Steve McDonald: Yeah, but you know, that brings up an interesting point. Most small investors did miss this huge run-up, as we know they will. They've always missed a big run-up because of what Alex said, and I don't know that it's intentional by the media, but the media seems to have people convinced and scares them into selling at the bottom and buying at the top, and I think that's the most damaging thing that's happening in the investment world. I think that's one of the reasons why most people don't have any money put aside for retirement. It isn't that they aren't saving. They're putting money into mutual funds when the news is telling them everything's great and rosy, and as soon as they scare the life out of them, or scare them to death, they sell their mutual funds, go back into a money market, wait until the market goes back up and then buy – and, you know, the end result has to be.

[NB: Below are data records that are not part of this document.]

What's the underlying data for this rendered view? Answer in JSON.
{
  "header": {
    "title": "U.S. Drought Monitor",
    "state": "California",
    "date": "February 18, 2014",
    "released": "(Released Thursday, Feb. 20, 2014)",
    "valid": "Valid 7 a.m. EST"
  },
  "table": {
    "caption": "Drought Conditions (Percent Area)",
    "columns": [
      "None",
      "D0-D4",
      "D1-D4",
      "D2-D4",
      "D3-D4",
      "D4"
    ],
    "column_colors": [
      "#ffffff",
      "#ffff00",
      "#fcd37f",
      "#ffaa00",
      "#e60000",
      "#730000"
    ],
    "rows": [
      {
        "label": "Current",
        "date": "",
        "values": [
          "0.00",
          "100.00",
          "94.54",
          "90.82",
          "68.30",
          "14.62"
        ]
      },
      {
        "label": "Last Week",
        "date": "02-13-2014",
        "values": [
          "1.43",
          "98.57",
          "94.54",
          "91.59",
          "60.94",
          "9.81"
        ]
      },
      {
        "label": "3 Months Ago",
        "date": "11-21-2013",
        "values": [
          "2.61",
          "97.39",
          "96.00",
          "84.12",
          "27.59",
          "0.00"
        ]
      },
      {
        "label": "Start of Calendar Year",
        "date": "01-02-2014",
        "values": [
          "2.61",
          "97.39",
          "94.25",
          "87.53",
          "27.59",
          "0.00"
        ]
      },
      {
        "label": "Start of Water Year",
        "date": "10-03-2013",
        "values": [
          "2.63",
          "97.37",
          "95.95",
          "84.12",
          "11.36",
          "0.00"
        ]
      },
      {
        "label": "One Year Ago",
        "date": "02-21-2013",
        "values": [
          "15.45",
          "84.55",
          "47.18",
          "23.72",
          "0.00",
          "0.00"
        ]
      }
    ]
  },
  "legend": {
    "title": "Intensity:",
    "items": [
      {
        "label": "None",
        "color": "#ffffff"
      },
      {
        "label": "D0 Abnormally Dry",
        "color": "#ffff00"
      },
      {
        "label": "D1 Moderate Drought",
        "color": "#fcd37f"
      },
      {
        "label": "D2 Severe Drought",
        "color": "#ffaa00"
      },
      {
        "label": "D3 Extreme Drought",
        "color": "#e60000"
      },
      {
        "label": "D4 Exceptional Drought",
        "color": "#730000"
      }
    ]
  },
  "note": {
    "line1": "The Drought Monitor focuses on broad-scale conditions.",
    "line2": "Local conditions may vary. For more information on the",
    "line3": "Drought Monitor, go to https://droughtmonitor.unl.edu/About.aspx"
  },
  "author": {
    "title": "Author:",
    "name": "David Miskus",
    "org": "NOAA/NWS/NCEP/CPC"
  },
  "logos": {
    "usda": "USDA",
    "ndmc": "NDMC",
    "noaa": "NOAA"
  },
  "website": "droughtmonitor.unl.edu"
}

And something has to change because the latest statistics that I've seen says that between the age of 24 and 74, in this country, the average person has $10,000 or less put aside in savings of any kind, retirement or otherwise. And we're looking at 30 years of unemployment. Now, whether it's intentional or not, something has to give here. We've got to start getting the type of information that Marc shared. It's, like, look, this is the opportunity of a lifetime. I wrote an article in February 2009 in which I said if you don't buy into this market, go to Wal-Mart and buy a good pair of boots because you're going to be kicking yourself in the ass in five years when you see what's going to happen. And I said then, I said this is the type of market that makes millionaires. Nobody did it because, you know, we're five voices out of how many millions.